By applying static pressure to the liquid metal poured into the die cavity, it solidifies, crystallizes, flows, plastically deforms and forms under pressure, and the die forgings with the required shape and performance can be obtained. Liquid metal die forging is a forming method between die casting and die forging, and is particularly suitable for complex thin-walled parts that are difficult to form by general die forging.
In addition to the usual materials, such as carbon steel and alloy steel of various compositions, followed by aluminum, magnesium, copper, titanium and their alloys, iron-based high-temperature alloys, nickel-based high-temperature alloys, and cobalt-based high-temperature alloys are also deformed by forging or rolling. However, these alloys have a relatively narrow plastic zone, so forging is relatively difficult. There are strict requirements on the heating temperature, start forging temperature and final forging temperature of different materials.
4、Process
Different forging methods have different processes, among which hot die forging has the longest process flow. The general sequence is: blanking; heating of forging; roll forging preparation; die forging; trimming; punching; correction; intermediate inspection, to check the size and surface defects of forgings; heat treatment of forgings to eliminate forging stress and improve metal cutting performance; cleaning, mainly to remove surface oxide scale; correction; inspection. Generally, forgings must undergo appearance and hardness inspection. Important forgings must also undergo chemical composition analysis, mechanical properties, residual stress and other inspections and non-destructive testing.
5、Forging characteristics
Compared with castings, metals can improve their organizational structure and mechanical properties after forging. After the casting organization is deformed by hot working by forging, due to the deformation and recrystallization of the metal, the original coarse dendrites and columnar grains are transformed into equiaxed recrystallized structures with finer grains and uniform size, and the original segregation, looseness, pores, slag inclusions, etc. in the steel ingot are compacted and welded, and the organization becomes more compact, which improves the plasticity and mechanical properties of the metal.

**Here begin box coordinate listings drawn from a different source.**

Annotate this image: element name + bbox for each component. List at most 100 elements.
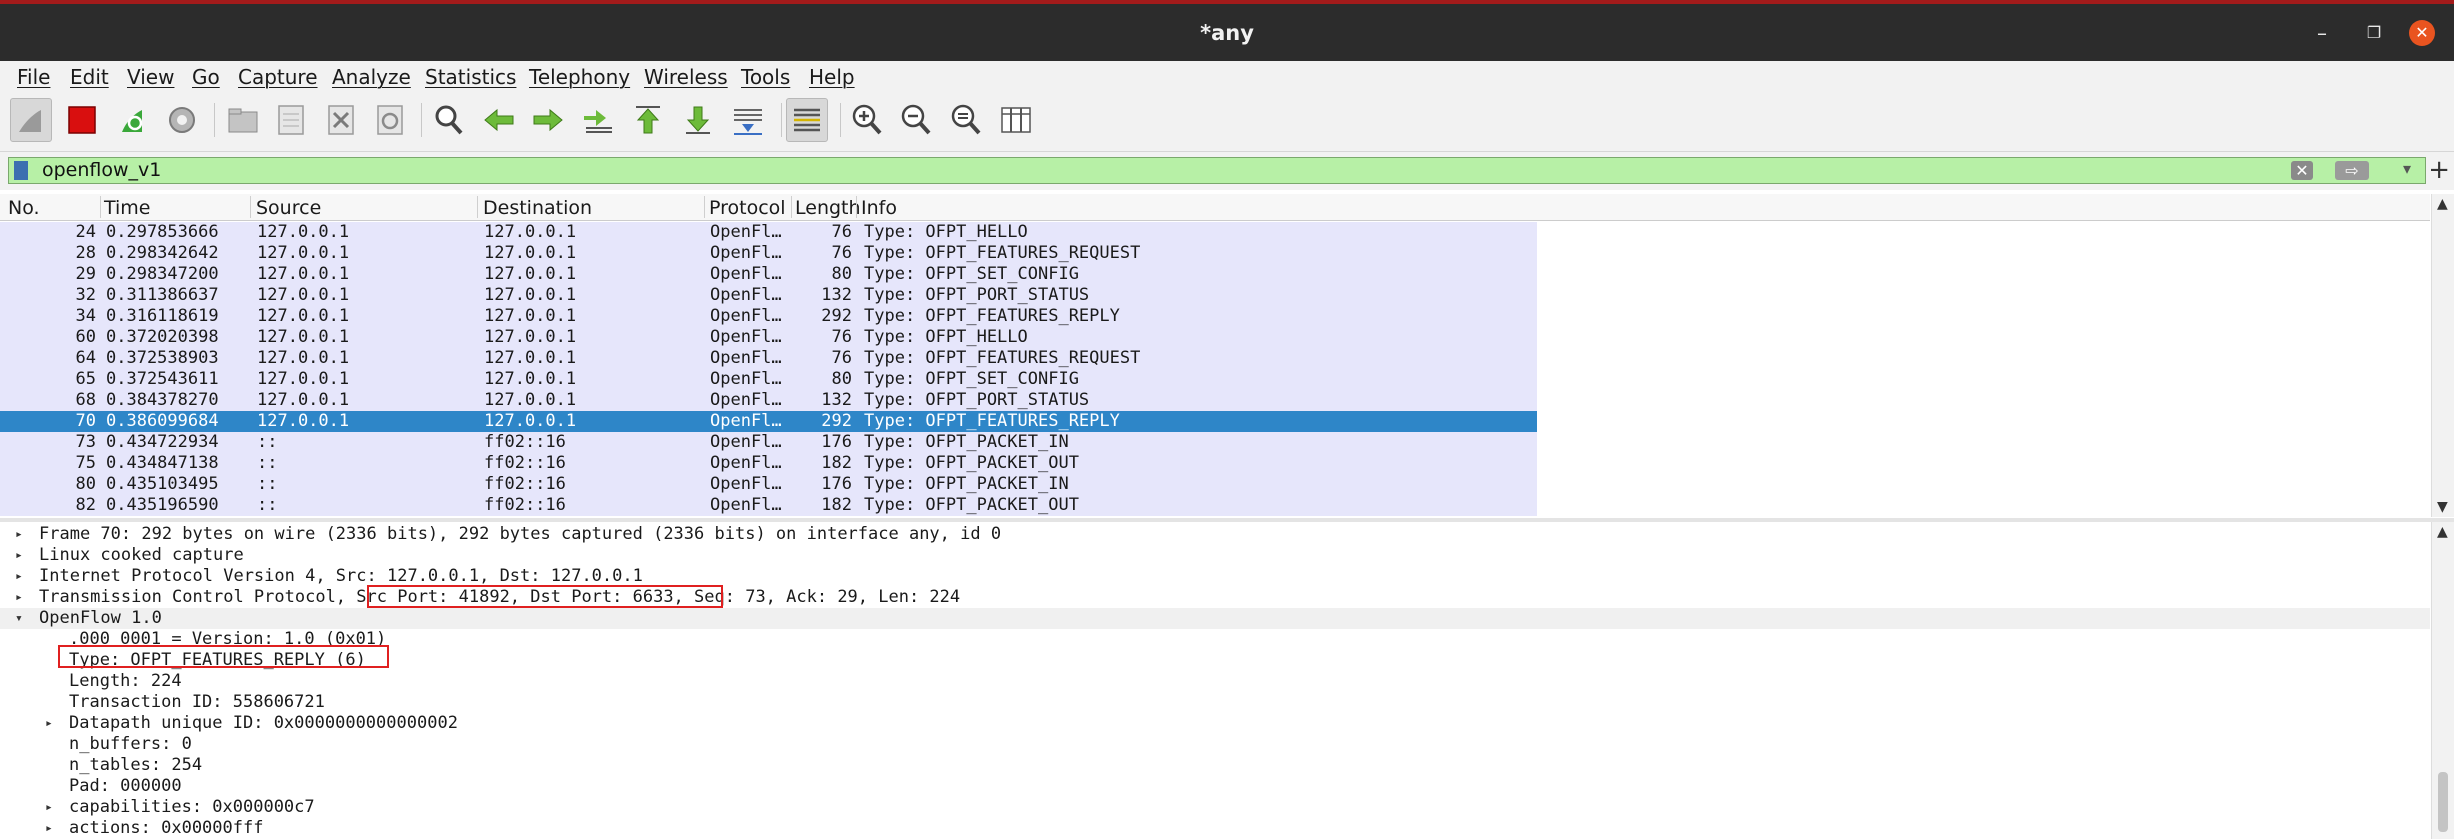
menu-tools[interactable]: Tools xyxy=(741,65,790,89)
tree-item[interactable]: ▸ Internet Protocol Version 4, Src: 127.0… xyxy=(0,566,2430,587)
tree-item[interactable]: ▾ OpenFlow 1.0 xyxy=(0,608,2430,629)
apply-filter-icon[interactable]: ⇨ xyxy=(2335,161,2369,180)
tree-item[interactable]: Length: 224 xyxy=(0,671,2430,692)
reload-file-icon[interactable] xyxy=(369,98,411,142)
expand-arrow-icon[interactable]: ▸ xyxy=(45,713,53,734)
table-row[interactable]: 29 0.298347200 127.0.0.1 127.0.0.1 OpenFl… 80… xyxy=(0,264,1537,285)
column-separator[interactable] xyxy=(100,196,101,218)
column-separator[interactable] xyxy=(856,196,857,218)
tree-item[interactable]: ▸ capabilities: 0x000000c7 xyxy=(0,797,2430,818)
table-row[interactable]: 60 0.372020398 127.0.0.1 127.0.0.1 OpenFl… 76… xyxy=(0,327,1537,348)
menu-edit[interactable]: Edit xyxy=(70,65,109,89)
tree-item[interactable]: ▸ Linux cooked capture xyxy=(0,545,2430,566)
first-packet-icon[interactable] xyxy=(627,98,669,142)
menu-view[interactable]: View xyxy=(127,65,174,89)
column-header-info[interactable]: Info xyxy=(861,197,897,219)
clear-filter-icon[interactable]: ✕ xyxy=(2291,161,2313,180)
expand-arrow-icon[interactable]: ▸ xyxy=(45,797,53,818)
table-row[interactable]: 65 0.372543611 127.0.0.1 127.0.0.1 OpenFl… 80… xyxy=(0,369,1537,390)
save-file-icon[interactable] xyxy=(270,98,312,142)
expand-arrow-icon[interactable]: ▸ xyxy=(15,524,23,545)
display-filter-input[interactable]: openflow_v1 ✕ ⇨ ▾ xyxy=(8,157,2426,184)
expand-arrow-icon[interactable]: ▸ xyxy=(45,818,53,839)
packet-list-scrollbar[interactable]: ▲ ▼ xyxy=(2431,194,2454,517)
expand-arrow-icon[interactable]: ▸ xyxy=(15,545,23,566)
column-separator[interactable] xyxy=(704,196,705,218)
scroll-down-icon[interactable]: ▼ xyxy=(2437,499,2448,515)
close-file-icon[interactable] xyxy=(320,98,362,142)
annotation-box-openflow-type xyxy=(58,645,389,668)
shark-fin-icon[interactable] xyxy=(10,98,52,142)
tree-item[interactable]: ▸ actions: 0x00000fff xyxy=(0,818,2430,839)
scrollbar-thumb[interactable] xyxy=(2438,772,2448,832)
go-forward-icon[interactable] xyxy=(527,98,569,142)
scroll-up-icon[interactable]: ▲ xyxy=(2437,524,2448,540)
cell-no: 75 xyxy=(75,453,96,473)
column-header-source[interactable]: Source xyxy=(256,197,321,219)
menu-go[interactable]: Go xyxy=(192,65,220,89)
table-row[interactable]: 73 0.434722934:: ff02::16 OpenFl… 176 Type: O… xyxy=(0,432,1537,453)
menu-wireless[interactable]: Wireless xyxy=(644,65,728,89)
table-row[interactable]: 24 0.297853666 127.0.0.1 127.0.0.1 OpenFl… 76… xyxy=(0,222,1537,243)
auto-scroll-icon[interactable] xyxy=(727,98,769,142)
column-header-time[interactable]: Time xyxy=(104,197,151,219)
normal-size-icon[interactable] xyxy=(945,98,987,142)
maximize-button[interactable]: ❐ xyxy=(2359,18,2389,48)
restart-capture-icon[interactable] xyxy=(111,98,153,142)
last-packet-icon[interactable] xyxy=(677,98,719,142)
table-row[interactable]: 34 0.316118619 127.0.0.1 127.0.0.1 OpenFl… 29… xyxy=(0,306,1537,327)
minimize-button[interactable]: – xyxy=(2307,18,2337,48)
add-filter-button-icon[interactable]: + xyxy=(2428,155,2450,185)
open-file-icon[interactable] xyxy=(222,98,264,142)
capture-options-icon[interactable] xyxy=(161,98,203,142)
cell-dst: ff02::16 xyxy=(484,474,566,494)
menu-file[interactable]: File xyxy=(17,65,50,89)
zoom-in-icon[interactable] xyxy=(846,98,888,142)
find-packet-icon[interactable] xyxy=(428,98,470,142)
menu-help[interactable]: Help xyxy=(809,65,855,89)
tree-item[interactable]: Transaction ID: 558606721 xyxy=(0,692,2430,713)
go-to-packet-icon[interactable] xyxy=(577,98,619,142)
tree-item[interactable]: n_tables: 254 xyxy=(0,755,2430,776)
resize-columns-icon[interactable] xyxy=(995,98,1037,142)
cell-time: 0.384378270 xyxy=(106,390,219,410)
expand-arrow-icon[interactable]: ▸ xyxy=(15,587,23,608)
column-separator[interactable] xyxy=(791,196,792,218)
column-header-destination[interactable]: Destination xyxy=(483,197,592,219)
table-row[interactable]: 28 0.298342642 127.0.0.1 127.0.0.1 OpenFl… 76… xyxy=(0,243,1537,264)
bookmark-icon[interactable] xyxy=(14,161,28,180)
details-scrollbar[interactable]: ▲ xyxy=(2431,522,2454,839)
table-row[interactable]: 82 0.435196590:: ff02::16 OpenFl… 182 Type: O… xyxy=(0,495,1537,516)
column-header-protocol[interactable]: Protocol xyxy=(709,197,786,219)
tree-item[interactable]: ▸ Transmission Control Protocol, Src Port… xyxy=(0,587,2430,608)
collapse-arrow-icon[interactable]: ▾ xyxy=(15,608,23,629)
menu-analyze[interactable]: Analyze xyxy=(332,65,411,89)
stop-capture-icon[interactable] xyxy=(61,98,103,142)
table-row[interactable]: 75 0.434847138:: ff02::16 OpenFl… 182 Type: O… xyxy=(0,453,1537,474)
table-row[interactable]: 68 0.384378270 127.0.0.1 127.0.0.1 OpenFl… 13… xyxy=(0,390,1537,411)
column-header-length[interactable]: Length xyxy=(795,197,861,219)
zoom-out-icon[interactable] xyxy=(895,98,937,142)
tree-item[interactable]: n_buffers: 0 xyxy=(0,734,2430,755)
table-row[interactable]: 32 0.311386637 127.0.0.1 127.0.0.1 OpenFl… 13… xyxy=(0,285,1537,306)
menu-capture[interactable]: Capture xyxy=(238,65,318,89)
expand-arrow-icon[interactable]: ▸ xyxy=(15,566,23,587)
table-row[interactable]: 80 0.435103495:: ff02::16 OpenFl… 176 Type: O… xyxy=(0,474,1537,495)
column-header-no[interactable]: No. xyxy=(8,197,40,219)
cell-info: Type: OFPT_PACKET_OUT xyxy=(864,453,1079,473)
go-back-icon[interactable] xyxy=(478,98,520,142)
scroll-up-icon[interactable]: ▲ xyxy=(2437,196,2448,212)
filter-text[interactable]: openflow_v1 xyxy=(42,159,161,181)
column-separator[interactable] xyxy=(250,196,251,218)
tree-item[interactable]: ▸ Datapath unique ID: 0x0000000000000002 xyxy=(0,713,2430,734)
colorize-icon[interactable] xyxy=(786,98,828,142)
tree-item[interactable]: Pad: 000000 xyxy=(0,776,2430,797)
menu-statistics[interactable]: Statistics xyxy=(425,65,516,89)
table-row[interactable]: 64 0.372538903 127.0.0.1 127.0.0.1 OpenFl… 76… xyxy=(0,348,1537,369)
column-separator[interactable] xyxy=(477,196,478,218)
close-window-button[interactable]: ✕ xyxy=(2409,20,2435,46)
tree-item[interactable]: ▸ Frame 70: 292 bytes on wire (2336 bits)… xyxy=(0,524,2430,545)
table-row[interactable]: 70 0.386099684 127.0.0.1 127.0.0.1 OpenFl… 29… xyxy=(0,411,1537,432)
menu-telephony[interactable]: Telephony xyxy=(529,65,630,89)
filter-history-dropdown-icon[interactable]: ▾ xyxy=(2403,159,2411,178)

The mechanical properties of castings are lower than those of forgings of the same material. In addition, forging can ensure the continuity of metal fiber structure, keep the fiber structure of forgings consistent with the shape of forgings, and ensure that the metal streamlines are complete, which can ensure that the parts have good mechanical properties and long service life. Forgings produced by precision die forging, cold extrusion, warm extrusion and other processes are incomparable to castings.

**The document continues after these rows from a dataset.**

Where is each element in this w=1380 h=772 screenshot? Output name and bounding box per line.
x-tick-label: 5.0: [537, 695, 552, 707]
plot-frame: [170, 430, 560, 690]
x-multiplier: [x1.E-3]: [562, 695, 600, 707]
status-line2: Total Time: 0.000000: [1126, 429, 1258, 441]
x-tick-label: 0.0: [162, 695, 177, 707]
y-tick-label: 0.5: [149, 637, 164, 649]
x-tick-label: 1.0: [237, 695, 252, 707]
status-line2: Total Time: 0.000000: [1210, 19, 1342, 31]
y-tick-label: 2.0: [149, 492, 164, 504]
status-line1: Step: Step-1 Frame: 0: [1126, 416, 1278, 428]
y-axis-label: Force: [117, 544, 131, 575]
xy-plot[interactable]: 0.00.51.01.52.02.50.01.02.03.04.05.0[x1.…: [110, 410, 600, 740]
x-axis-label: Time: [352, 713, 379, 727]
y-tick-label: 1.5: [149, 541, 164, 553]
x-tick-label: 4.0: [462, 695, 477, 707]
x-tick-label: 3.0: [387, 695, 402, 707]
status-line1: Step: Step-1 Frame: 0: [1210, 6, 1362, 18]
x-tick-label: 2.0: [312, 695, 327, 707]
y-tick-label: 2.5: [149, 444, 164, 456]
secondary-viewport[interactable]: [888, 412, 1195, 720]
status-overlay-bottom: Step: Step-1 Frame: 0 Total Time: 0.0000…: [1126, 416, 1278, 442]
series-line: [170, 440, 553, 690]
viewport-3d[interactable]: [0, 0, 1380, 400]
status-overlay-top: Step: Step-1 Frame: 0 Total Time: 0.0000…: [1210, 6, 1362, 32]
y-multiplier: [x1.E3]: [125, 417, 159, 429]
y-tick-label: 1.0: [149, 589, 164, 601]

Forgings are objects to which metal is subjected to pressure and plastic deformation to form a desired shape or appropriate compressive force. This force is typically achieved by using a hammer or a press. The forging process builds a refined grain structure and improves the physical properties of the metal. In the actual use of parts, a correct design can make the particles flow in the direction of the main pressure. Castings are metal shaped objects obtained by various casting methods, that is, the smelted liquid metal is poured into a pre-prepared mold by pouring, injection, suction or other casting methods, and after cooling, it is sanded, cleaned and post-processed to obtain an object with a certain shape, size and performance.